Aquele mundo não era o meu. Tentava socializar, mas as pessoas, as conversar, as atitudes não combinavam comigo. E era num lugar desses que eu passava todos os dias da minha vida. Não era nada daquilo que sempre quis pra mim. Mas era o que tinha disponível e eu não podia me dar ao luxo de perder mais um emprego. Todos os outros perdidos graças a minha imensa vontade de fazer aqueles trabalhos chatos. Eu olhava meus colegas fazendo aqueles projetos com tanta dedicação, com tanto amor, e ficava impressionado. Por que não me sinto assim também?
Não posso me culpar por não ter tentado. Tentei. E muito. Foram cinco anos entre um trabalho e outro, sem contar com os cinco de faculdade. Era pra ter sido quatro, mas o meu desinteresse com o curso me fez repetir algumas matérias. Meu pai, enfurecido por ter que pagar mais dois períodos de faculdade, me fez continuar na profissão, arrumando mais e mais entediantes empregos. Dizia que a minha honra seria pagar a "dívida" com ele. Teria que pagar por todo período que estive na faculdade, porque nem tive a capacidade de passar numa federal. Pois é.
Agora estou aqui, sentado na mesa do escritório, olhando pra tela do computador, com um projeto na minha frente, mas nem sei bem o que fazer com ele. Nada mais justo que pensar que estou pagando pelos meus pecados. Um pecado que não é exatamente meu. Não tinha a mínima vontade de estudar para o vestibular da federal, então a solução foi ir para uma faculdade particular. Pelo menos não era qualquer uma de esquina. Era a melhor daqui, mas, quem se importa?
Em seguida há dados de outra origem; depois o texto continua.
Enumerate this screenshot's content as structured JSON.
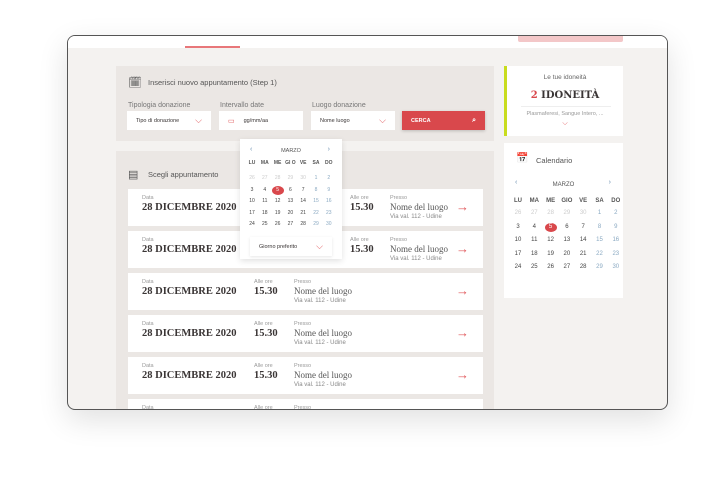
{
  "nav": {
    "active_tab": "",
    "action": ""
  },
  "step1": {
    "title": "Inserisci nuovo appuntamento (Step 1)",
    "tipologia_label": "Tipologia donazione",
    "tipologia_value": "Tipo di donazione",
    "intervallo_label": "Intervallo date",
    "intervallo_placeholder": "gg/mm/aa",
    "luogo_label": "Luogo donazione",
    "luogo_value": "Nome luogo",
    "search_label": "CERCA"
  },
  "popup": {
    "month": "MARZO",
    "weekdays": [
      "LU",
      "MA",
      "ME",
      "GI O",
      "VE",
      "SA",
      "DO"
    ],
    "preferred_label": "Giorno preferito"
  },
  "list": {
    "title": "Scegli appuntamento",
    "rows": [
      {
        "date_label": "Data",
        "date": "28 DICEMBRE 2020",
        "time_label": "Alle ore",
        "time": "15.30",
        "place_label": "Presso",
        "place": "Nome del luogo",
        "address": "Via val. 112 - Udine"
      },
      {
        "date_label": "Data",
        "date": "28 DICEMBRE 2020",
        "time_label": "Alle ore",
        "time": "15.30",
        "place_label": "Presso",
        "place": "Nome del luogo",
        "address": "Via val. 112 - Udine"
      },
      {
        "date_label": "Data",
        "date": "28 DICEMBRE 2020",
        "time_label": "Alle ore",
        "time": "15.30",
        "place_label": "Presso",
        "place": "Nome del luogo",
        "address": "Via val. 112 - Udine"
      },
      {
        "date_label": "Data",
        "date": "28 DICEMBRE 2020",
        "time_label": "Alle ore",
        "time": "15.30",
        "place_label": "Presso",
        "place": "Nome del luogo",
        "address": "Via val. 112 - Udine"
      },
      {
        "date_label": "Data",
        "date": "28 DICEMBRE 2020",
        "time_label": "Alle ore",
        "time": "15.30",
        "place_label": "Presso",
        "place": "Nome del luogo",
        "address": "Via val. 112 - Udine"
      },
      {
        "date_label": "Data",
        "date": "",
        "time_label": "Alle ore",
        "time": "",
        "place_label": "Presso",
        "place": "",
        "address": ""
      }
    ]
  },
  "idoneita": {
    "title": "Le tue idoneità",
    "count": "2",
    "label": "IDONEITÀ",
    "detail": "Plasmaferesi, Sangue Intero, ..."
  },
  "calendar": {
    "title": "Calendario",
    "month": "MARZO",
    "weekdays": [
      "LU",
      "MA",
      "ME",
      "GIO",
      "VE",
      "SA",
      "DO"
    ],
    "weeks": [
      [
        "26",
        "27",
        "28",
        "29",
        "30",
        "1",
        "2"
      ],
      [
        "3",
        "4",
        "5",
        "6",
        "7",
        "8",
        "9"
      ],
      [
        "10",
        "11",
        "12",
        "13",
        "14",
        "15",
        "16"
      ],
      [
        "17",
        "18",
        "19",
        "20",
        "21",
        "22",
        "23"
      ],
      [
        "24",
        "25",
        "26",
        "27",
        "28",
        "29",
        "30"
      ]
    ],
    "selected": "5"
  },
  "colors": {
    "accent": "#d9484c",
    "lime": "#c8dc1e",
    "panel": "#ebe7e4"
  }
}
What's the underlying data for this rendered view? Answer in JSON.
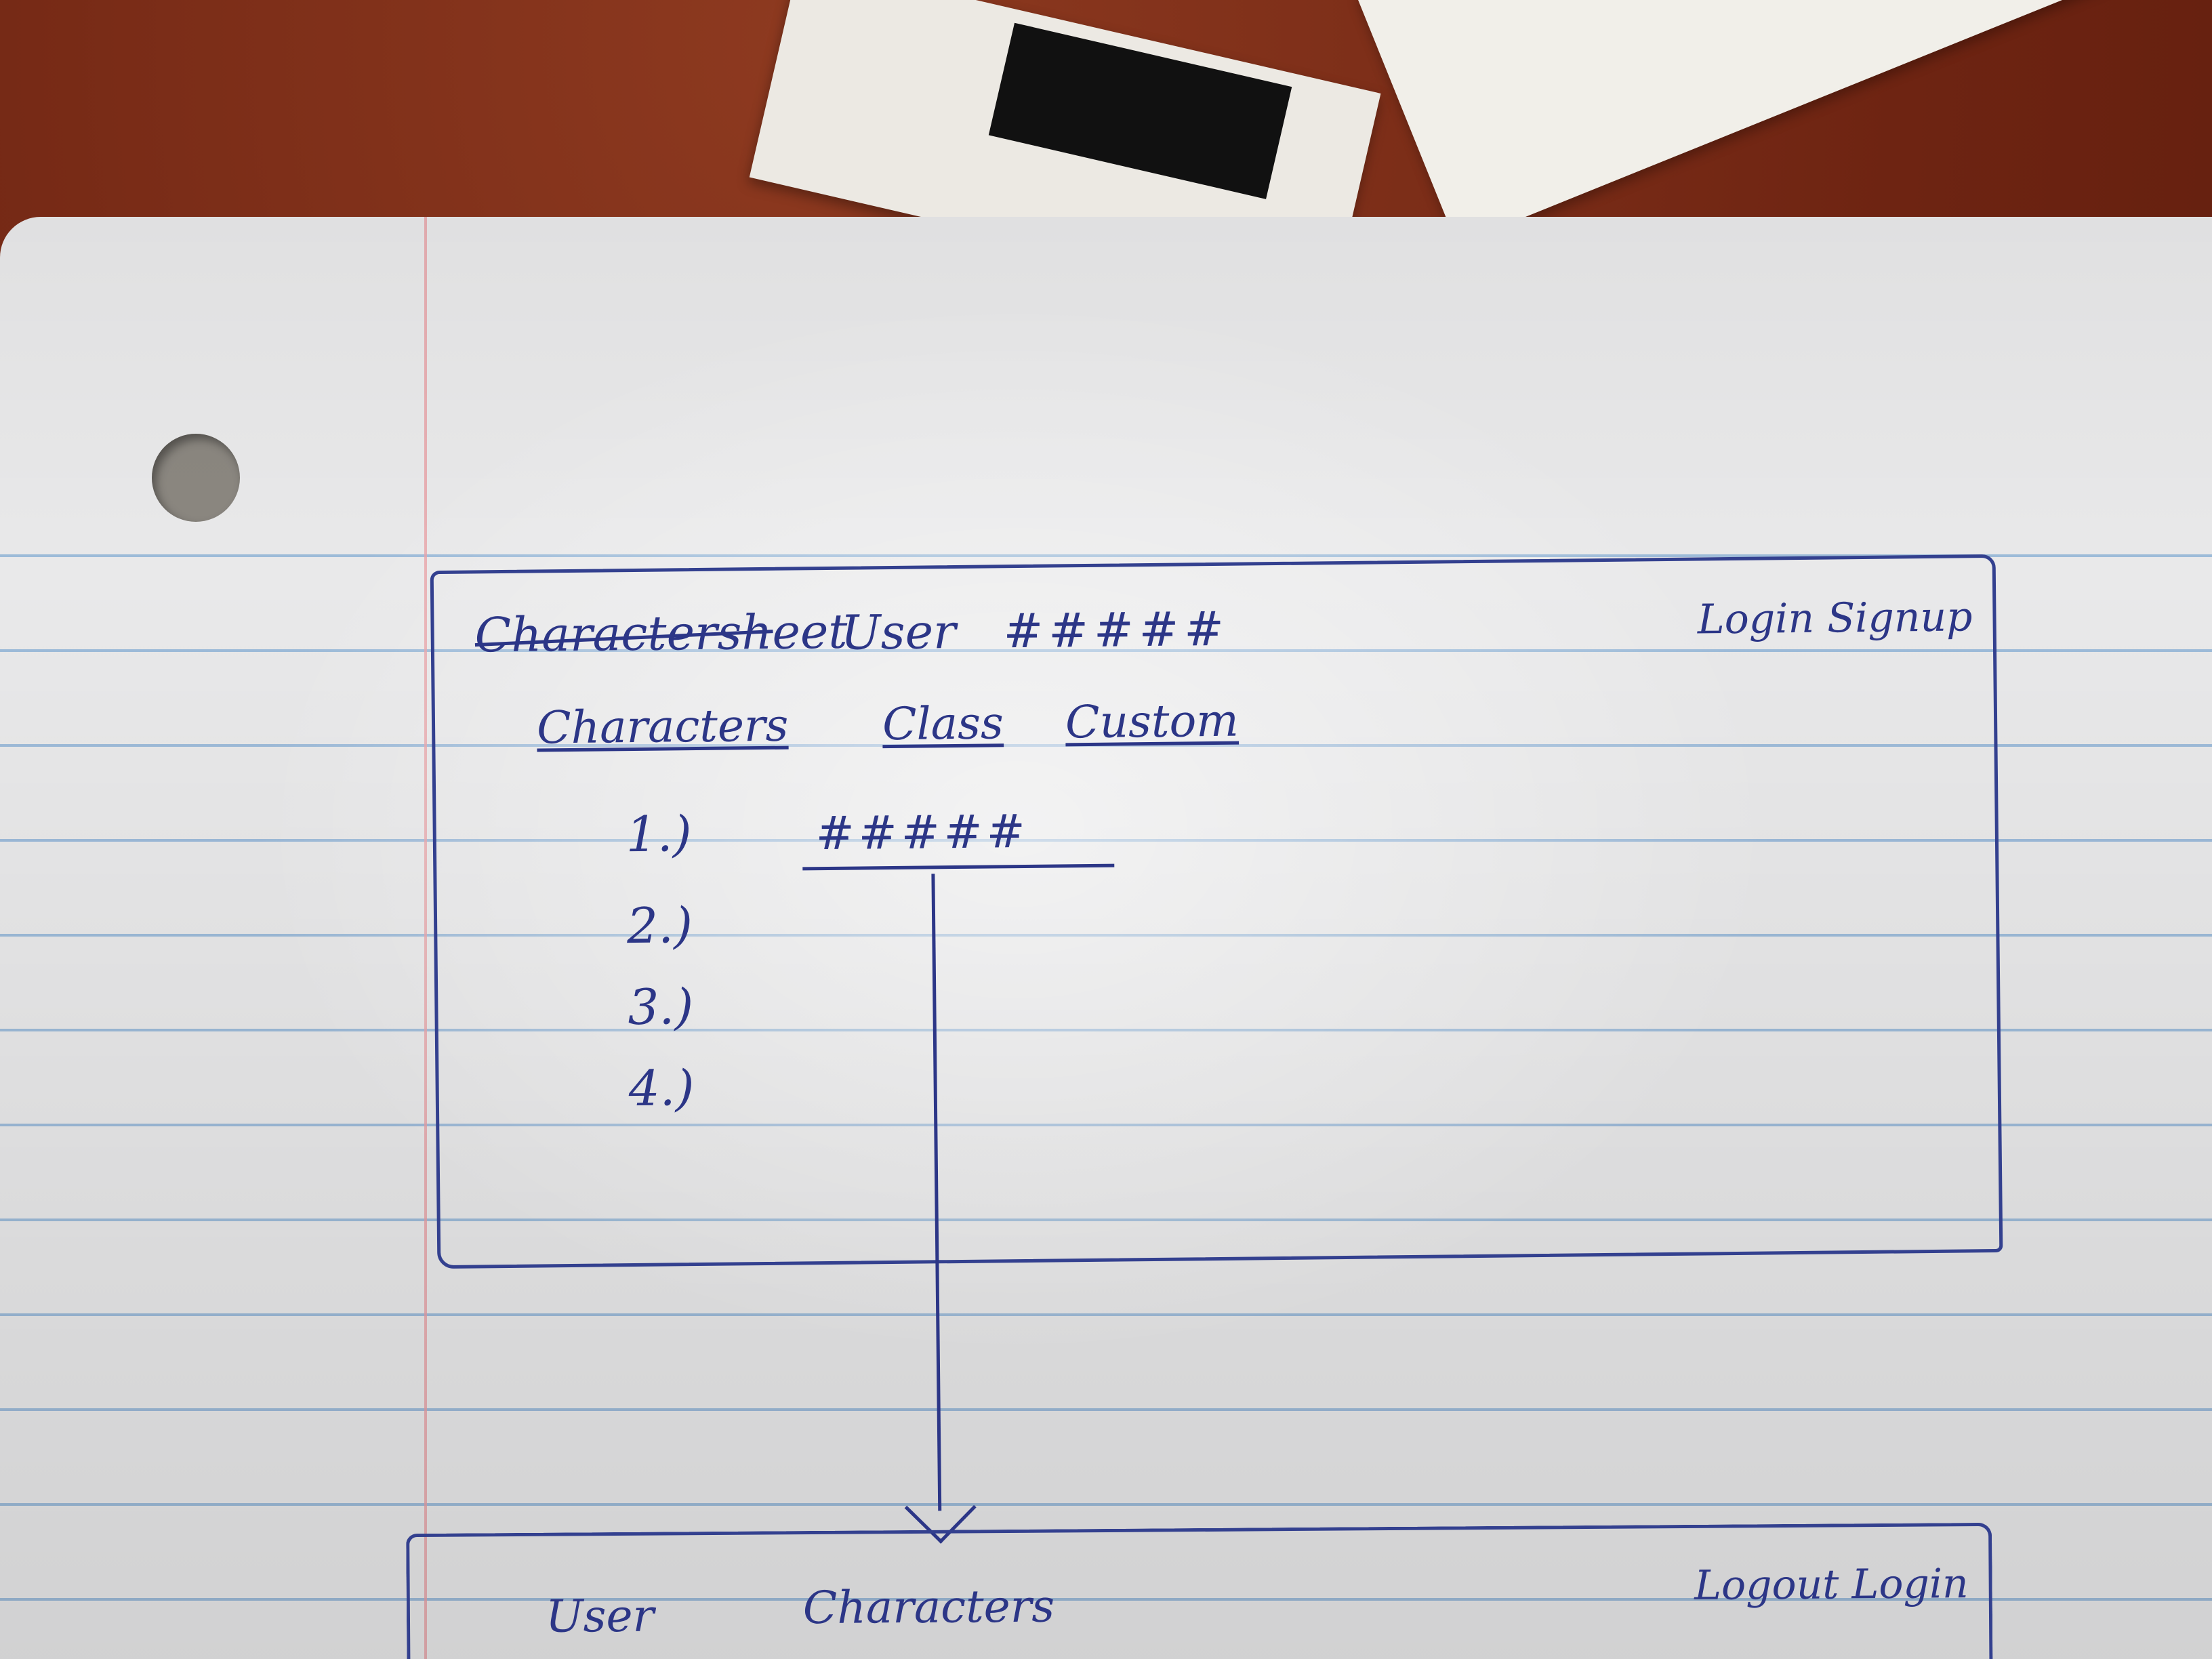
{
  "wireframe_main": {
    "brand": "Charactersheet",
    "user_label": "User",
    "user_id": "#####",
    "auth_links": "Login Signup",
    "nav": [
      "Characters",
      "Class",
      "Custom"
    ],
    "list_numbers": [
      "1.)",
      "2.)",
      "3.)",
      "4.)"
    ],
    "row_value": "#####"
  },
  "wireframe_secondary": {
    "user_label": "User",
    "section_label": "Characters",
    "auth_links": "Logout Login"
  },
  "colors": {
    "ink": "#2c3687",
    "paper": "#e9e9ea",
    "rule_lines": "#8fb3d6",
    "margin_line": "#e7a1a6",
    "desk": "#7a2a16"
  }
}
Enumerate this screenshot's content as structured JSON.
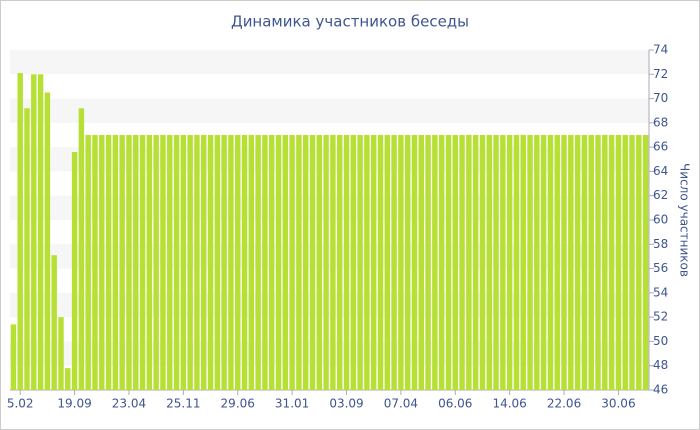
{
  "chart_data": {
    "type": "bar",
    "title": "Динамика участников беседы",
    "y_axis_label": "Число участников",
    "categories": [
      null,
      "5.02",
      null,
      null,
      null,
      null,
      null,
      null,
      null,
      "19.09",
      null,
      null,
      null,
      null,
      null,
      null,
      null,
      "23.04",
      null,
      null,
      null,
      null,
      null,
      null,
      null,
      "25.11",
      null,
      null,
      null,
      null,
      null,
      null,
      null,
      "29.06",
      null,
      null,
      null,
      null,
      null,
      null,
      null,
      "31.01",
      null,
      null,
      null,
      null,
      null,
      null,
      null,
      "03.09",
      null,
      null,
      null,
      null,
      null,
      null,
      null,
      "07.04",
      null,
      null,
      null,
      null,
      null,
      null,
      null,
      "06.06",
      null,
      null,
      null,
      null,
      null,
      null,
      null,
      "14.06",
      null,
      null,
      null,
      null,
      null,
      null,
      null,
      "22.06",
      null,
      null,
      null,
      null,
      null,
      null,
      null,
      "30.06",
      null,
      null,
      null,
      null
    ],
    "values": [
      51.4,
      72.1,
      69.2,
      72,
      72,
      70.5,
      57.1,
      52,
      47.8,
      65.6,
      69.2,
      67,
      67,
      67,
      67,
      67,
      67,
      67,
      67,
      67,
      67,
      67,
      67,
      67,
      67,
      67,
      67,
      67,
      67,
      67,
      67,
      67,
      67,
      67,
      67,
      67,
      67,
      67,
      67,
      67,
      67,
      67,
      67,
      67,
      67,
      67,
      67,
      67,
      67,
      67,
      67,
      67,
      67,
      67,
      67,
      67,
      67,
      67,
      67,
      67,
      67,
      67,
      67,
      67,
      67,
      67,
      67,
      67,
      67,
      67,
      67,
      67,
      67,
      67,
      67,
      67,
      67,
      67,
      67,
      67,
      67,
      67,
      67,
      67,
      67,
      67,
      67,
      67,
      67,
      67,
      67,
      67,
      67,
      67
    ],
    "color": "#b6e033",
    "ylim": [
      46,
      74
    ],
    "yticks": [
      46,
      48,
      50,
      52,
      54,
      56,
      58,
      60,
      62,
      64,
      66,
      68,
      70,
      72,
      74
    ],
    "grid": true
  }
}
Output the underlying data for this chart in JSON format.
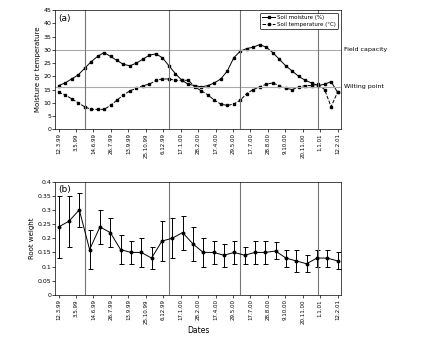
{
  "x_labels": [
    "12.3.99",
    "3.5.99",
    "14.6.99",
    "26.7.99",
    "13.9.99",
    "25.10.99",
    "6.12.99",
    "17.1.00",
    "28.2.00",
    "17.4.00",
    "29.5.00",
    "17.7.00",
    "28.8.00",
    "9.10.00",
    "20.11.00",
    "1.1.01",
    "12.2.01"
  ],
  "soil_moisture": [
    16.5,
    17.5,
    19.0,
    20.5,
    23.0,
    25.5,
    27.5,
    29.0,
    27.5,
    26.0,
    24.5,
    24.0,
    25.0,
    26.5,
    28.0,
    28.5,
    27.0,
    24.0,
    21.0,
    18.5,
    17.0,
    16.5,
    16.0,
    16.5,
    17.5,
    19.0,
    22.0,
    27.0,
    29.5,
    30.5,
    31.0,
    32.0,
    31.0,
    29.0,
    26.5,
    24.0,
    22.0,
    20.0,
    18.5,
    17.5,
    16.5,
    17.0,
    18.0,
    14.0
  ],
  "soil_temperature": [
    14.0,
    13.0,
    11.5,
    10.0,
    8.5,
    7.5,
    7.5,
    7.5,
    9.0,
    11.0,
    13.0,
    14.5,
    15.5,
    16.5,
    17.0,
    18.5,
    19.0,
    19.0,
    18.5,
    18.5,
    18.5,
    16.0,
    14.5,
    13.0,
    11.0,
    9.5,
    9.0,
    9.5,
    11.0,
    13.5,
    15.0,
    16.0,
    17.0,
    17.5,
    16.5,
    15.5,
    15.0,
    16.0,
    16.5,
    16.5,
    17.0,
    15.0,
    8.5,
    14.0
  ],
  "field_capacity": 30,
  "wilting_point": 16,
  "vline_x_indices": [
    4,
    17,
    28,
    40
  ],
  "root_weight_mean": [
    0.24,
    0.26,
    0.3,
    0.16,
    0.24,
    0.22,
    0.16,
    0.15,
    0.15,
    0.13,
    0.19,
    0.2,
    0.22,
    0.18,
    0.15,
    0.15,
    0.14,
    0.15,
    0.14,
    0.15,
    0.15,
    0.155,
    0.13,
    0.12,
    0.11,
    0.13,
    0.13,
    0.12
  ],
  "root_weight_err": [
    0.11,
    0.09,
    0.06,
    0.07,
    0.06,
    0.05,
    0.05,
    0.04,
    0.05,
    0.04,
    0.07,
    0.07,
    0.06,
    0.06,
    0.05,
    0.04,
    0.04,
    0.04,
    0.03,
    0.04,
    0.04,
    0.03,
    0.03,
    0.04,
    0.03,
    0.03,
    0.03,
    0.03
  ],
  "vline_color": "#777777",
  "fc_wpt_color": "#aaaaaa"
}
Se teve um período que fui mais infeliz do que sou hoje, foi no meu período como universitário. Não fui a festas, não fiz amigos, mal mal fazia os trabalhos e provas. Não tinha alegrias. Quando chegava em casa, meu pai me chamava para ver os projetos que ele fazia quando era um engenheiro de sucesso. E eu, como um bom filho que sou, sempre prestava atenção sem prestar. Fazia o tipo que meu pai queria que eu fosse. Mas eu não era assim. E não tinha a mínima vontade de continuar sendo assim. Queria me. Meu pai tentava dominar minha vida. Eu, um quase senhor de 30 anos, ainda sendo influenciado pelas ideias paternas. Quer dizer, ele achava que eu era influenciado. Porque a cada palavra relacionada à "nossa profissão", como ele dizia, eu ficava com mais raiva, com mais desgosto daquela situação toda.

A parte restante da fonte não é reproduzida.